The best part about sex dreams and their residual effects is that they happen in your mind. Your boss doesn't have to know that you had the best sex of your life with him or her in your mind, so just roll with it. Usually, the effects of a sex dream subside within a couple days. However, if the fantasy persists, and you now see this person differently, you have two options: 1). Check yourself and recognize that you have no idea what sex would actually be like with this person and that this creation is of your own mind's doing or 2). Tell the person about it. Depending on your relationship with the person, telling them that you had a weird, saucy dream about them in vague terms could help you to have a laugh together and diffuse the crush. Just remember to spare them the details.
If you're dreaming or thinking a lot about sex, more than usual, what can that mean?
We all go through libido cycles, so thinking and dreaming about sex more than you normally would, could be due to natural changes in hormones that we all experience throughout life. It is normal to go through periods of time when you are more sex-focused regardless of whether you are single, dating, married, or in a polyamorous relationship. Sometimes our bodies just want more sex than we are currently having, and our brains respond to that by providing us with fantasies.
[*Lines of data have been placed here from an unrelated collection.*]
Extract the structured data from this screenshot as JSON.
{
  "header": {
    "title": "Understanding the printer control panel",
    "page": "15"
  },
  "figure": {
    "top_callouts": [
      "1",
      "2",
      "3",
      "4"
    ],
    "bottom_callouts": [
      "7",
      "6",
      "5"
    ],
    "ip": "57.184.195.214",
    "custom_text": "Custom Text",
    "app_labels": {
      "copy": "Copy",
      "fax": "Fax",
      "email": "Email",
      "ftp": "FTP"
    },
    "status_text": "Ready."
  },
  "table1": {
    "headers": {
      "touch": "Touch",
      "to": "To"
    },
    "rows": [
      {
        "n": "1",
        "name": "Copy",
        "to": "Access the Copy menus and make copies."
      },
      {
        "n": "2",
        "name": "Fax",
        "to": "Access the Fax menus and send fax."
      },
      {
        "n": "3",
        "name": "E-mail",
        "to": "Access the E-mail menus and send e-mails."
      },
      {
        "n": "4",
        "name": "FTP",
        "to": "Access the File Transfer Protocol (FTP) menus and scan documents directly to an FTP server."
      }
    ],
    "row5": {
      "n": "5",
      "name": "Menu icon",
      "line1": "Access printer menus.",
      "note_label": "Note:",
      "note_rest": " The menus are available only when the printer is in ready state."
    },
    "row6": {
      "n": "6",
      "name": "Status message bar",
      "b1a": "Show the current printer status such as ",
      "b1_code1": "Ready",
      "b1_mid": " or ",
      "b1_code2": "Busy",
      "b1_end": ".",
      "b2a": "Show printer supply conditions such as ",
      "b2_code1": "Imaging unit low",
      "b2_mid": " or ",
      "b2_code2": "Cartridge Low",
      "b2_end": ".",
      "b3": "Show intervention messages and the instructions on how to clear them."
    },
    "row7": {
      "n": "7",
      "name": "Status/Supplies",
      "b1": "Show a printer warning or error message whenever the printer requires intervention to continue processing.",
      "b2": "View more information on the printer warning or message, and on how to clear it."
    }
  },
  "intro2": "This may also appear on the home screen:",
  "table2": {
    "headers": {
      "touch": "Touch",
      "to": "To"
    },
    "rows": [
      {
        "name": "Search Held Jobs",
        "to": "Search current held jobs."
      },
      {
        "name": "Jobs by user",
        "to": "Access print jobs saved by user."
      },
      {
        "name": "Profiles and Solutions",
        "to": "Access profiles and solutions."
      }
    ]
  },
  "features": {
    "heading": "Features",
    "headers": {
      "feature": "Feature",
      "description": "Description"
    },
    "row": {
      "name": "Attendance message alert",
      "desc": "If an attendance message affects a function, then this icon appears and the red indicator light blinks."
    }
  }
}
What if you're in a relationship and often think about sex with others, unintentionally?
If you are in a relationship and you think, dream, and fantasize about sex with others unintentionally, you are human.
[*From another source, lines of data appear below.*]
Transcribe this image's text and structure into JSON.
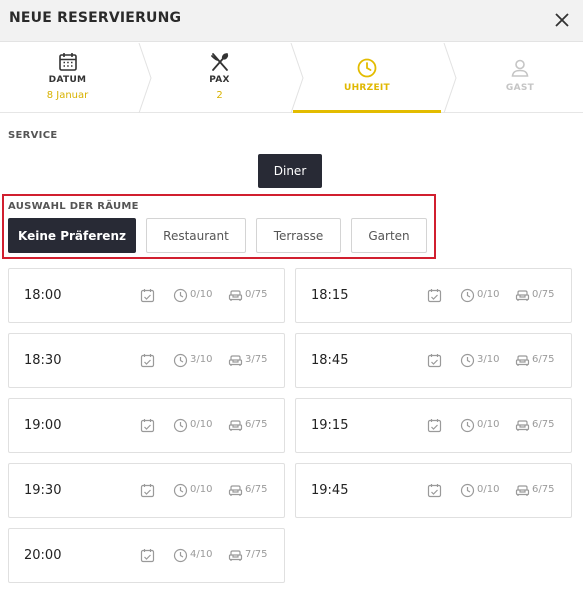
{
  "header": {
    "title": "NEUE RESERVIERUNG"
  },
  "steps": [
    {
      "label": "DATUM",
      "value": "8 Januar"
    },
    {
      "label": "PAX",
      "value": "2"
    },
    {
      "label": "UHRZEIT",
      "value": ""
    },
    {
      "label": "GAST",
      "value": ""
    }
  ],
  "service": {
    "label": "SERVICE",
    "selected": "Diner"
  },
  "rooms": {
    "label": "AUSWAHL DER RÄUME",
    "options": [
      "Keine Präferenz",
      "Restaurant",
      "Terrasse",
      "Garten"
    ],
    "selected": "Keine Präferenz"
  },
  "slots": [
    {
      "time": "18:00",
      "reservations": "0/10",
      "capacity": "0/75"
    },
    {
      "time": "18:15",
      "reservations": "0/10",
      "capacity": "0/75"
    },
    {
      "time": "18:30",
      "reservations": "3/10",
      "capacity": "3/75"
    },
    {
      "time": "18:45",
      "reservations": "3/10",
      "capacity": "6/75"
    },
    {
      "time": "19:00",
      "reservations": "0/10",
      "capacity": "6/75"
    },
    {
      "time": "19:15",
      "reservations": "0/10",
      "capacity": "6/75"
    },
    {
      "time": "19:30",
      "reservations": "0/10",
      "capacity": "6/75"
    },
    {
      "time": "19:45",
      "reservations": "0/10",
      "capacity": "6/75"
    },
    {
      "time": "20:00",
      "reservations": "4/10",
      "capacity": "7/75"
    }
  ],
  "colors": {
    "accent": "#e3bc00",
    "dark": "#282a35",
    "highlight_border": "#d11f2f"
  }
}
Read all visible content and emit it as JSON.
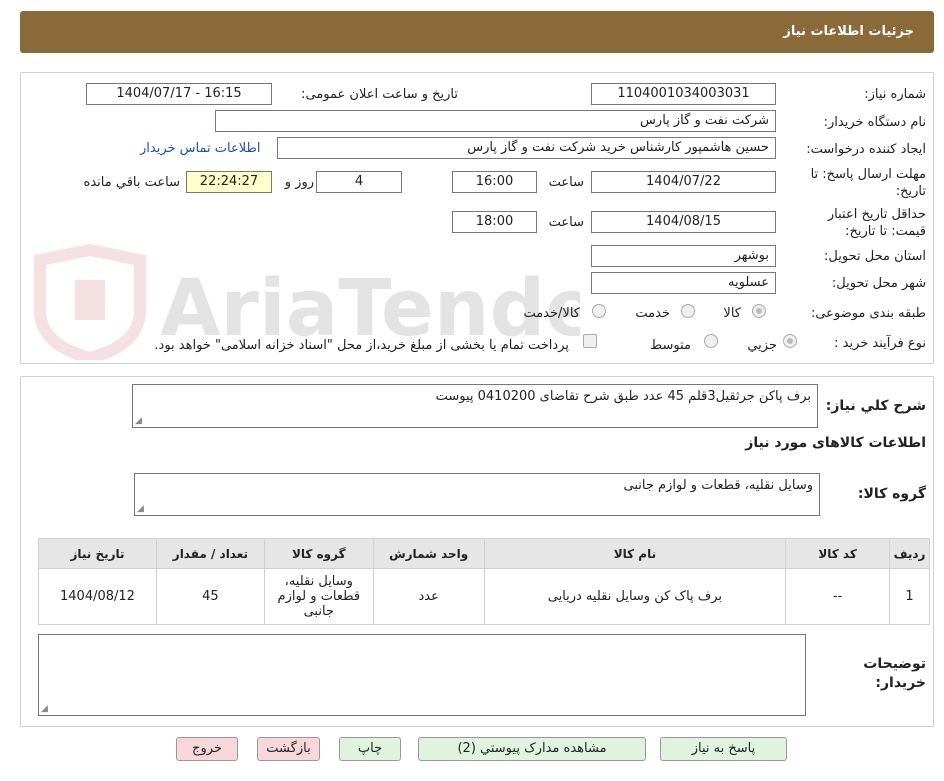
{
  "header": {
    "title": "جزئیات اطلاعات نیاز"
  },
  "form": {
    "need_number_label": "شماره نیاز:",
    "need_number": "1104001034003031",
    "announce_label": "تاریخ و ساعت اعلان عمومی:",
    "announce_value": "1404/07/17 - 16:15",
    "buyer_org_label": "نام دستگاه خریدار:",
    "buyer_org": "شرکت نفت و گاز پارس",
    "requester_label": "ایجاد کننده درخواست:",
    "requester": "حسین هاشمپور کارشناس خرید شرکت نفت و گاز پارس",
    "buyer_contact_link": "اطلاعات تماس خریدار",
    "deadline_label_1": "مهلت ارسال پاسخ: تا",
    "deadline_label_2": "تاریخ:",
    "deadline_date": "1404/07/22",
    "hour_label": "ساعت",
    "deadline_time": "16:00",
    "days_value": "4",
    "days_label": "روز و",
    "remaining_time": "22:24:27",
    "remaining_label": "ساعت باقي مانده",
    "validity_label_1": "حداقل تاریخ اعتبار",
    "validity_label_2": "قیمت: تا تاریخ:",
    "validity_date": "1404/08/15",
    "validity_hour_label": "ساعت",
    "validity_time": "18:00",
    "province_label": "استان محل تحویل:",
    "province": "بوشهر",
    "city_label": "شهر محل تحویل:",
    "city": "عسلویه",
    "category_label": "طبقه بندی موضوعی:",
    "category_options": [
      "کالا",
      "خدمت",
      "کالا/خدمت"
    ],
    "process_label": "نوع فرآیند خرید :",
    "process_options": [
      "جزیي",
      "متوسط"
    ],
    "payment_note": "پرداخت تمام یا بخشی از مبلغ خرید،از محل \"اسناد خزانه اسلامی\" خواهد بود."
  },
  "details": {
    "description_label": "شرح کلي نياز:",
    "description": "برف پاکن جرثقیل3قلم 45 عدد طبق شرح تقاضای 0410200 پیوست",
    "goods_info_title": "اطلاعات کالاهای مورد نیاز",
    "goods_group_label": "گروه کالا:",
    "goods_group": "وسایل نقلیه، قطعات و لوازم جانبی",
    "table": {
      "headers": [
        "ردیف",
        "کد کالا",
        "نام کالا",
        "واحد شمارش",
        "گروه کالا",
        "تعداد / مقدار",
        "تاریخ نیاز"
      ],
      "rows": [
        [
          "1",
          "--",
          "برف پاک کن وسایل نقلیه دریایی",
          "عدد",
          "وسایل نقلیه، قطعات و لوازم جانبی",
          "45",
          "1404/08/12"
        ]
      ]
    },
    "buyer_notes_label_1": "توضیحات",
    "buyer_notes_label_2": "خریدار:"
  },
  "buttons": {
    "reply": "پاسخ به نیاز",
    "attachments": "مشاهده مدارک پیوستي (2)",
    "print": "چاپ",
    "back": "بازگشت",
    "exit": "خروج"
  }
}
Why are sex dreams so taboo and embarrassing? Should they be?
I believe that sex dreams are a fun way to explore our sexuality without any real-life consequences. It does feel weird to see the person, who was featured in a dream or fantasy, afterward, but knowing that we all have those moments is a great unifier. Certain types of sex dreams can be reflective of emotions you may be experiencing in real life like jealousy, possessiveness, loneliness, longing, and so much more. Sex dreams are sometimes ways of putting emotions into action.
So basically, Battle says to relax. Chances are, it’s not actually about the person. Because dreams tend to be mental manifestations of physical desire, you don’t have to be lusting after your old guidance counselor to have a dream about him, you just have to be lusting.